Produktivität messen von Angestellten, die mit generativer künstlicher Intelligenz arbeiten – Forschung (miss)verstehen

Roboter mit Fragezeichen
Quelle: DALL-E

Am 7. März 2023 hat Josh Bersin, ein selbst ernannter HR-Influencer, ein vorläufiges Forschungspaper von MIT-Doktoranden zum Thema Produktivität von studierten Angestellten zusammengefasst: Es geht um Produktivitätssteigerungen durch generative KI, in diesem Fall ChatGPT, bei alltäglichen Arbeiten für Leute, die beruflich genau solche Texte erstellen müssen. Das Paper hat noch nicht den peer-review-Prozess durchlaufen, ist also quasi noch ohne Verbesserungen von erfahrenen Forschenden.
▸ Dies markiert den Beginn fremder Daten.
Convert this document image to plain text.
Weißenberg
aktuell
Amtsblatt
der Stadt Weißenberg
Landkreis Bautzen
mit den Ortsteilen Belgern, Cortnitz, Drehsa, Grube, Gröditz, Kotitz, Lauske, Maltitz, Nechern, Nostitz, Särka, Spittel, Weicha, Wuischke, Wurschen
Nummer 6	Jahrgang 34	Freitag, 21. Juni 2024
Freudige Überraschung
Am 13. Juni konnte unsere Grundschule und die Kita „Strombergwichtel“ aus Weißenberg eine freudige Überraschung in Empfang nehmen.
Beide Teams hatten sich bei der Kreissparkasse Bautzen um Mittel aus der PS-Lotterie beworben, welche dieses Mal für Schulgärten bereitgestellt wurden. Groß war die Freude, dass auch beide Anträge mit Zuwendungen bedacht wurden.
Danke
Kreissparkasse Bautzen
Einen Tag später hat dann der selbst ernannte Netzökonom Holger Schmidt eine leicht geänderte deutsche Version dieses Blogposts unter seinem Namen veröffentlicht, ohne auf Bershin zu verweisen. Beide Autoren haben die Studie entweder nicht gelesen oder nicht verstanden. Sie enthält grundlegende Fehler: der schlimmste ist die Art wie untersucht wurde! Das kommt davon, wenn unerfahrene Leser Preprints in die reichweitengierigen Hände bekommen (english version below)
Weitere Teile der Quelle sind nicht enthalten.